Of No Country I Know: New and Selected Poems and Translations represents a life's work in poetry. The component volumes did not meet with fanfare, yet the work is brilliant with the certainty that comes with contemplation. David Ferry's poems are defined as remarkably by the virtues of theme as by those of style. Plainness grows eloquent as it moves across the subjects of true feeling, from an un-self-pitying awareness that is perhaps more Greek than Roman to a generosity of mind that works in parallel with that awareness. As often as Ferry indulges in classical equability and reserve, this poet of open eye and heart will revert to character sketches full of pathos: These are the moving profiles of unresting souls that haunt Ferry's poetry--aged relatives in homes, the street wanderers in his community and the long-since-changed figures caught with the light draining through them in the sort of old photograph "which, somehow,/Perhaps because of the blankness of the sky,//Looks Russian, foreign, of no country I know." It is not far from any of these subjects to the abyss of non-being: "From this far off you can't hear what they are saying," he writes of one family group, suggesting that the still photo has a sort of speech, hard to catch, and close to that of the demented solitaires who walk his world.
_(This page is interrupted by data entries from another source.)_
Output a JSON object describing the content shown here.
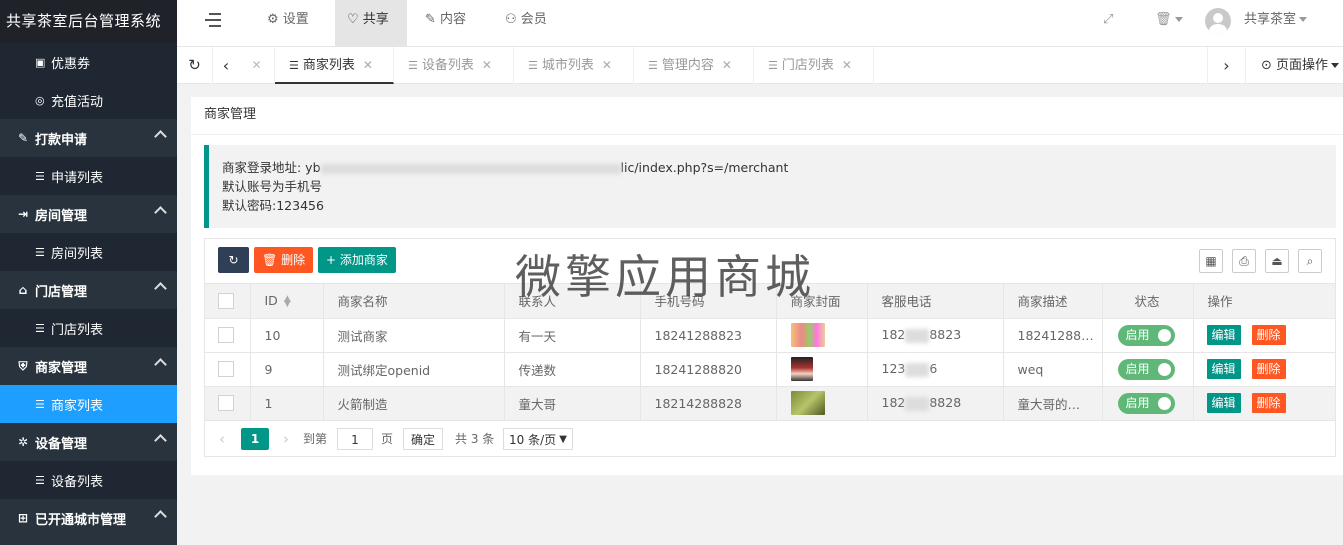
{
  "app": {
    "title": "共享茶室后台管理系统"
  },
  "sidebar": {
    "items": [
      {
        "type": "sub",
        "label": "优惠券",
        "icon": "coupon-icon"
      },
      {
        "type": "sub",
        "label": "充值活动",
        "icon": "recharge-icon"
      },
      {
        "type": "group",
        "label": "打款申请",
        "icon": "edit-icon"
      },
      {
        "type": "sub",
        "label": "申请列表",
        "icon": "list-icon"
      },
      {
        "type": "group",
        "label": "房间管理",
        "icon": "room-icon"
      },
      {
        "type": "sub",
        "label": "房间列表",
        "icon": "list-icon"
      },
      {
        "type": "group",
        "label": "门店管理",
        "icon": "home-icon"
      },
      {
        "type": "sub",
        "label": "门店列表",
        "icon": "list-icon"
      },
      {
        "type": "group",
        "label": "商家管理",
        "icon": "shield-icon"
      },
      {
        "type": "sub",
        "label": "商家列表",
        "icon": "list-icon",
        "active": true
      },
      {
        "type": "group",
        "label": "设备管理",
        "icon": "device-icon"
      },
      {
        "type": "sub",
        "label": "设备列表",
        "icon": "list-icon"
      },
      {
        "type": "group",
        "label": "已开通城市管理",
        "icon": "grid-icon"
      }
    ]
  },
  "header": {
    "nav": [
      {
        "label": "设置",
        "icon": "gear-icon"
      },
      {
        "label": "共享",
        "icon": "heart-icon",
        "active": true
      },
      {
        "label": "内容",
        "icon": "edit-icon"
      },
      {
        "label": "会员",
        "icon": "user-icon"
      }
    ],
    "user_name": "共享茶室"
  },
  "tabs": {
    "items": [
      {
        "label": "商家列表",
        "active": true
      },
      {
        "label": "设备列表"
      },
      {
        "label": "城市列表"
      },
      {
        "label": "管理内容"
      },
      {
        "label": "门店列表"
      }
    ],
    "page_ops": "页面操作"
  },
  "card": {
    "title": "商家管理",
    "notice": {
      "login_prefix": "商家登录地址: yb",
      "login_suffix": "lic/index.php?s=/merchant",
      "line2": "默认账号为手机号",
      "line3": "默认密码:123456"
    }
  },
  "toolbar": {
    "delete_label": "删除",
    "add_label": "添加商家"
  },
  "watermark": "微擎应用商城",
  "table": {
    "columns": [
      "ID",
      "商家名称",
      "联系人",
      "手机号码",
      "商家封面",
      "客服电话",
      "商家描述",
      "状态",
      "操作"
    ],
    "rows": [
      {
        "id": "10",
        "name": "测试商家",
        "contact": "有一天",
        "phone": "18241288823",
        "service_a": "182",
        "service_b": "8823",
        "desc": "18241288…",
        "status": "启用"
      },
      {
        "id": "9",
        "name": "测试绑定openid",
        "contact": "传递数",
        "phone": "18241288820",
        "service_a": "123",
        "service_b": "6",
        "desc": "weq",
        "status": "启用"
      },
      {
        "id": "1",
        "name": "火箭制造",
        "contact": "童大哥",
        "phone": "18214288828",
        "service_a": "182",
        "service_b": "8828",
        "desc": "童大哥的…",
        "status": "启用"
      }
    ],
    "edit_label": "编辑",
    "delete_label": "删除"
  },
  "pager": {
    "current": "1",
    "goto_label": "到第",
    "goto_value": "1",
    "page_unit": "页",
    "confirm": "确定",
    "total": "共 3 条",
    "per_page": "10 条/页"
  },
  "colors": {
    "sidebar_bg": "#28333e",
    "active_blue": "#1e9fff",
    "teal": "#009688",
    "orange": "#ff5722",
    "green_switch": "#5fb878"
  }
}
Almost all the guests are under some
kind of enchantment:
Of being poor day after day in the same
body;
Of being witness still to some obscene
event;
Of listening all the time to somebody's
voice
Whispering in the ear things divine or
unclean,
In the quotidian of unending torment.
("The Guest Ellen at the Supper
for Street People")
Ferry welcomes into his poems a homespun style of deliberation reminiscent of Robert Frost and Randall Jarrell (but more intense than either) as he ponders the layers that mask us from one another. Of the photograph of an aunt subjected to decades of silent distress in an uncouth marriage, the late-born nephew writes that his distance helped him see "Some things she didn't know about yet, or was only/Part way through knowing about, in all the story//Of that future." For aunt and nephew alike, truth needed time to grow; and experience, room to be suffered. One of Ferry's hallmarks is the ample and unblinking attention to pain and to the way we approach and veer off from the nearest hard truth in order to save the precarious self. Photographic illusion is a frequent trope for this work of fragmentation, which the poet explores with a compassionate yet grieving demeanor.